La mère de René veut monter du rez-de-chaussée au premier étage un plateau chargé  d'une vaisselle à laquelle  elle tient comme à la prunelle de ses yeux. "Laisse-moi monter ce plateau, petite mère. - Tu n'y penses pas ! Et si tu le faisais tomber !"  Elle monte l'escalier  et en arrivant en haut le plateau bascule et la précieuse vaisselle se brise sur les marches. René est triste pour sa mère, mais triomphe intérieurement.

 

 

2 - Pendant la guerre

 

En 1939, René vient de passer son bac, lorsque commence la  guerre. Il décide de préparer St Cyr.  Mais  à la fin de l'année, alors qu'il faisait très froid, son père, qui était entrain de dépanner un camion, est emporté par une crise  cardiaque  (il avait été gazé pendant la guerre de 14). Dès ce moment-là, il doit  aider sa mère à la laiterie. De plus,  en juin 194O est signé l'armistice et le recrutement des élèves officiers ne se fait plus dans les mêmes circonstances. Il est recalé  au concours d'entrée.  Il se consacre donc entièrement  à la laiterie. Il assure avec quelques ouvriers les tournées de ramassage, s'occupe des véhicules. Parfois, il est accompagné dans les tournées  par un inspecteur de la répression des fraudes, chargé de vérifier que le lait ramassé n'est pas coupé. Sa femme et lui deviendront  amis de René et de sa  mère. En 1942, René  participe, comme tous les jeunes gens de  sa classe en zone Sud aux Chantiers de jeunesse. Puis il reprend son activité à la laiterie jusqu'à la fin de la guerre.  De temps en temps, des copains le contactent pour  participer à une activité de maquis (déraillement de trains). Il ne veut surtout pas que sa mère le sache  (Je pense d'ailleurs qu'elle ne l'a jamais su !).

 

Aux chantiers de jeunesse

C'est l'hiver. C'est la nuit. Il est seul, perdu dans une forêt enneigée. Il fait très froid. Il n'arrête pas de marcher, il s'enfonce, il continue, car il sait qu'il ne faut pas tomber et s'endormir. Heureusement, il aperçoit une lumière dans la nuit : c'est une lampe à acétylène, posée au bord d'une fenêtre. Il y a une maison ; il frappe ; un homme lui ouvre et lui sert une soupe chaude. Il est sauvé.

 

Comment René a échappé au S.T.O.

Les Allemands ont raflé les jeunes gens dans la rue. René est parmi eux. Son chien l'a suivi. René caresse le chien,  et sans se faire remarquer repart avec lui.

 

La guerre terminée,  il ne voit pas l'avenir de la   laiterie de la même façon que sa mère et décide de reprendre ses études. Il opte pour le droit, il songe vaguement à l'E.N.A.
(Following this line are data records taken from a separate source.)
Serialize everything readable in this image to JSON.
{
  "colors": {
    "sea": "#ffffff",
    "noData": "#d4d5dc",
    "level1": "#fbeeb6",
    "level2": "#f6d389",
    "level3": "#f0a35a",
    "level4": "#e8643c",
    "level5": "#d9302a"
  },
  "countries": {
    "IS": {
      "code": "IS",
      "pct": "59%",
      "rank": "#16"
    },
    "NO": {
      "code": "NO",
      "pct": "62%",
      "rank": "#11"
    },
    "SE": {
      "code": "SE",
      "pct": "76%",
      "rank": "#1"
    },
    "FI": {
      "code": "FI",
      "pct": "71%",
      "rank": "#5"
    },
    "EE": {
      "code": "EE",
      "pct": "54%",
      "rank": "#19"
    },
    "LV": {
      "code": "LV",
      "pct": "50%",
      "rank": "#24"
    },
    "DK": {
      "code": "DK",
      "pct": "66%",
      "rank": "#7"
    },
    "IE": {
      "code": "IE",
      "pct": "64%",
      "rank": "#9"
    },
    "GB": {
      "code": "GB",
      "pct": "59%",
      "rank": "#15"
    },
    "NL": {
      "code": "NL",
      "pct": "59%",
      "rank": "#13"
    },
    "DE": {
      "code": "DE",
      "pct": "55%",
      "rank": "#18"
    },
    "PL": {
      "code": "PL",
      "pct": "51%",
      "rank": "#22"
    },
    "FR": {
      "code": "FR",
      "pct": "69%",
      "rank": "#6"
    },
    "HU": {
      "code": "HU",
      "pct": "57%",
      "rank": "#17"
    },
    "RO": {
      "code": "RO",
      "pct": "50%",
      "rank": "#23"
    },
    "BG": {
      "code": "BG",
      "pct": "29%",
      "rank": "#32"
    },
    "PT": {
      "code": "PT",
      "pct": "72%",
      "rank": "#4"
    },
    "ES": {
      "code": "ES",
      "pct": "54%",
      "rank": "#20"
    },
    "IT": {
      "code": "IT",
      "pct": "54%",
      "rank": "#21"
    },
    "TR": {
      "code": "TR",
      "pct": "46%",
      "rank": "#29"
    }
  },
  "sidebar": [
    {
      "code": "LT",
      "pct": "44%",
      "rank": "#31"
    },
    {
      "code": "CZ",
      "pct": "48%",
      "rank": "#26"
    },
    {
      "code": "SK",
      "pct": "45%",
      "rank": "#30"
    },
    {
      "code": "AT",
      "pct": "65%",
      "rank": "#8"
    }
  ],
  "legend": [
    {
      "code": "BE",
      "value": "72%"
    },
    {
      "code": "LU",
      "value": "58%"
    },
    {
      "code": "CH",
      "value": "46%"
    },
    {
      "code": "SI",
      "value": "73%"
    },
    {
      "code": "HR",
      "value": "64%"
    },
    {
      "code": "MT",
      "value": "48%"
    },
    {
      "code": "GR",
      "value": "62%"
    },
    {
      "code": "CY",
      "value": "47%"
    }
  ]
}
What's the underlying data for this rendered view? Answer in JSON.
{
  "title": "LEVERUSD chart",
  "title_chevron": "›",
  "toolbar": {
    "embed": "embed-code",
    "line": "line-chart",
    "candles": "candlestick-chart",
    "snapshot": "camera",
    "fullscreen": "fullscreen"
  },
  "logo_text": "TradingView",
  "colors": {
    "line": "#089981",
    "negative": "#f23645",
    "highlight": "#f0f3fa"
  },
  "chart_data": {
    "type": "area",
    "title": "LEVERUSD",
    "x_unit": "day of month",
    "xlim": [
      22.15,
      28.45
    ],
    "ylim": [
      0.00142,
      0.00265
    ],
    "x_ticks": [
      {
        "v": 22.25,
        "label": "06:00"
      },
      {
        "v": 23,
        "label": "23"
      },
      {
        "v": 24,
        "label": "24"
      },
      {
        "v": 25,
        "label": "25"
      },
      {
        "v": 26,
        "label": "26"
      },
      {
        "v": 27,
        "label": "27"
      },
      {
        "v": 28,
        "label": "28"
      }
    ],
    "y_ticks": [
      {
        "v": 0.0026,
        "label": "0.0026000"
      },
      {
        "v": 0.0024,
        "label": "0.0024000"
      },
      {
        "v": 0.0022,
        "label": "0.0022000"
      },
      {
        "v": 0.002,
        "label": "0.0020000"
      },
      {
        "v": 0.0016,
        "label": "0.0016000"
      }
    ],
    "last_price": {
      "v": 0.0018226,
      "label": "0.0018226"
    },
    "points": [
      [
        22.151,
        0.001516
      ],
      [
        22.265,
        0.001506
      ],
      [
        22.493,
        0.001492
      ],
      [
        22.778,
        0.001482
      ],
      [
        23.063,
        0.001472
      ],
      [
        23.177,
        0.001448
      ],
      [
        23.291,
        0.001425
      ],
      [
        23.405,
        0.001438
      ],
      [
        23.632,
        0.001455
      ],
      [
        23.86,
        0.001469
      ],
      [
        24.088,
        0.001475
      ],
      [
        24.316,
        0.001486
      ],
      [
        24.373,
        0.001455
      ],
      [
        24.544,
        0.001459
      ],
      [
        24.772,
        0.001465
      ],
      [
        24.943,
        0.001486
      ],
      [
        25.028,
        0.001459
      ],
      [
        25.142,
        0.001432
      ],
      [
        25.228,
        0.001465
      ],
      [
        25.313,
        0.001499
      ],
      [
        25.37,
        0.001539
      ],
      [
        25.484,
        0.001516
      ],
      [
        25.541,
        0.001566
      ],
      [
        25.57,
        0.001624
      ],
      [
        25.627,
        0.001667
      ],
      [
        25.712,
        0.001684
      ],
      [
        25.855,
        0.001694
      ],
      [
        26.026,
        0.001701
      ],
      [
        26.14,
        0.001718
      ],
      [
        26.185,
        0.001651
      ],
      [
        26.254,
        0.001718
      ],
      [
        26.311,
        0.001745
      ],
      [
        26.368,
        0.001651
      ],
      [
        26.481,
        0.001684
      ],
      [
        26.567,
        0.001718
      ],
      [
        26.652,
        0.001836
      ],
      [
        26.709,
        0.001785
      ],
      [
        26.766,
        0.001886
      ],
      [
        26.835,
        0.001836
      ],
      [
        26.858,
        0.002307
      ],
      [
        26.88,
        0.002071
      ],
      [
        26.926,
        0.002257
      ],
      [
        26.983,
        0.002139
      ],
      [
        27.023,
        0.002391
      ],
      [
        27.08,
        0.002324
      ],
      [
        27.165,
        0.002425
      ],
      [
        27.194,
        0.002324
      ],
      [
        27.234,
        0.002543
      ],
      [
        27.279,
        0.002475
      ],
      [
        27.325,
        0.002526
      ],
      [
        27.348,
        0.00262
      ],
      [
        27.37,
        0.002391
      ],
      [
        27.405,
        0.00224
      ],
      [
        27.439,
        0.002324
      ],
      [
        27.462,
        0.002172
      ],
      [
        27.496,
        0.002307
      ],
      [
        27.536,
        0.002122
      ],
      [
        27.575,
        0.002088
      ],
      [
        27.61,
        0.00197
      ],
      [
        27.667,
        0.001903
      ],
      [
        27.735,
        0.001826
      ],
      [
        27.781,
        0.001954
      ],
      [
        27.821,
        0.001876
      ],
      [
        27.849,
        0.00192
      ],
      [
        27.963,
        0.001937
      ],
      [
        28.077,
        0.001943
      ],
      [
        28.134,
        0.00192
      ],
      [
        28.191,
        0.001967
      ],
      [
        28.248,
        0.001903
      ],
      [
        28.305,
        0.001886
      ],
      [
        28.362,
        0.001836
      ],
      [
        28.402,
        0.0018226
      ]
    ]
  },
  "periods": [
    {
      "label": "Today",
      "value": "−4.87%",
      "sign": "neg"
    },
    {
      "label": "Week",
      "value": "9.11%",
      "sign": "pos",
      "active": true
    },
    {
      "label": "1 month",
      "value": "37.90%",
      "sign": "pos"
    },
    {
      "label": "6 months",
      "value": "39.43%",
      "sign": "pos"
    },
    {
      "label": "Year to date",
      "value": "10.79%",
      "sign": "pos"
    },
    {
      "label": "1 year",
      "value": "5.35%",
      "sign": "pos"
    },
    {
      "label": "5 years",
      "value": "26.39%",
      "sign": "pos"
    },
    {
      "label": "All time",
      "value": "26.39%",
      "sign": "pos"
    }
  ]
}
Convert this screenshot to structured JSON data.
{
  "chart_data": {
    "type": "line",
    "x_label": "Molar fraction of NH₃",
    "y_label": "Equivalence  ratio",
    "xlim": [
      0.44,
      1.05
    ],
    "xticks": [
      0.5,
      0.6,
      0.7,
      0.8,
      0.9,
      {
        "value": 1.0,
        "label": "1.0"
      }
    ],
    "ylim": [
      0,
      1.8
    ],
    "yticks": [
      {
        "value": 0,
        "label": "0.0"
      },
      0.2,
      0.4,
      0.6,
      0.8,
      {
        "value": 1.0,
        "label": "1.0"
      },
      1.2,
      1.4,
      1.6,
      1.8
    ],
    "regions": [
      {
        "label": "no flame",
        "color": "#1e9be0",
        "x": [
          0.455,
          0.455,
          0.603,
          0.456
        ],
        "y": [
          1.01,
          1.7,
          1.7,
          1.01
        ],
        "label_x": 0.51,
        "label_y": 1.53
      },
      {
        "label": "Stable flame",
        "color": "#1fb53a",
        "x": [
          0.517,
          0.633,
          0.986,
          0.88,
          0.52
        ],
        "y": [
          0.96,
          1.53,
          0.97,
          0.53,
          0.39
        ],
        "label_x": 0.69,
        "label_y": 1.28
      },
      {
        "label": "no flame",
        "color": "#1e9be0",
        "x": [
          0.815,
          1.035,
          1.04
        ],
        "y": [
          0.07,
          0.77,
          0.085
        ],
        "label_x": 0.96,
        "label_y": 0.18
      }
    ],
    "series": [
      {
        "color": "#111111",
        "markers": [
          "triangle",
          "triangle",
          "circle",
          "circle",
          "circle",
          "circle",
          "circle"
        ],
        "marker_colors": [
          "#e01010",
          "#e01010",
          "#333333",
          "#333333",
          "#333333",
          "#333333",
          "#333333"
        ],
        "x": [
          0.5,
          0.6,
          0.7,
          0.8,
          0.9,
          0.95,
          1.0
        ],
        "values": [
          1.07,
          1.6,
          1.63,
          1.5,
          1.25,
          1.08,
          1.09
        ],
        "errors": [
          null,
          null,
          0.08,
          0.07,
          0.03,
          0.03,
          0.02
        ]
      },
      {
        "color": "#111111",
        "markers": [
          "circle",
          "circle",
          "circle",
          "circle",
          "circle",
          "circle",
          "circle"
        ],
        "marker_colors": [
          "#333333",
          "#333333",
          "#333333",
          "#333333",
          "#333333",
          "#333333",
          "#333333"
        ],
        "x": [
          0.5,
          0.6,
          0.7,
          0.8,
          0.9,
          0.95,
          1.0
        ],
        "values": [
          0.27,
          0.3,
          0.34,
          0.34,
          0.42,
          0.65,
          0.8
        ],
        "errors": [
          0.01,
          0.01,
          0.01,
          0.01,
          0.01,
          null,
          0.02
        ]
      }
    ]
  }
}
Comme il lui faut travailler, il  entre à la B.C.P. de l'Isère, qui vient d'ouvrir. Ses  amis Legros le mettent en rapport avec Madeleine Thomas qui cherche à recruter un sous-bibliothécaire….

C'est le début d'une carrière à laquelle il n'avait pas songé  à l'origine…Quelques années plus tard, sa nomination au bibliobus  de la Charente maritime changera notre vie.

 

 

 

4 - Le Bibliobus de Charente-Maritime

 

M. Raymond, le directeur,  n'était pas bibliothécaire et au départ connaissait peu les livres. Mais, étant du pays, il avait un très bon contact avec la population et avec les élus. Il fallait l'aider à gérer la bibliothèque, sans qu'il se sente incompétent, et  suppléer à son manque de connaissance des livres par  un système de choix d'ouvrages utilisable par tous pour les dépôts (à cette époque, il n'y avait que des bibliobus-caisses). Aussi René, s'inspirant du système mis en place dans l'Isère, établit des listes de livres qui permettaient  une répartition équilibrée des diverses catégories d'ouvrages en différents lots et une rotation rationnelle mais souple de ces lots dans chaque dépôt. Cela permettait aussi de contrôler plus rapidement les titres qui avaient été à la disposition des lecteurs pendant les deux années précédentes.

 

 

5 - Fiançailles

 

Comment j'ai rencontré René

Je suis bibliothécaire contractuelle et je remplace une collègue de Marseille en congé de maternité. Même après son retour, je reste encore à la B.C.P. des Bouches-du-Rhône. Je reçois une lettre de Pierre Lelièvre, Inspecteur général des bibliothèques. Il me propose un poste au bibliobus de Charente Maritime, dirigé par un non-bibliothécaire, que la Direction des bibliothèques veut voir épaulé par un professionnel. René Fillet s'y était fait respecter et était très écouté de M. Raymond, le directeur. Mais il venait d'obtenir en Loir-et-Cher un poste de conservateur, directeur de la B.C.P. Je suis donc chargée de le remplacer à Saintes et M. Lelièvre m'écrit : "Vous auriez intérêt à prendre contact avec M. Fillet." Notre premier échange est donc une lettre dactylographiée, quasi-administrative. Ma collègue, Mme Robin me fait pourtant remarquer - a-t-elle des arrière-pensées ?-  qu'une lettre manuscrite aurait peut-être été plus chaleureuse.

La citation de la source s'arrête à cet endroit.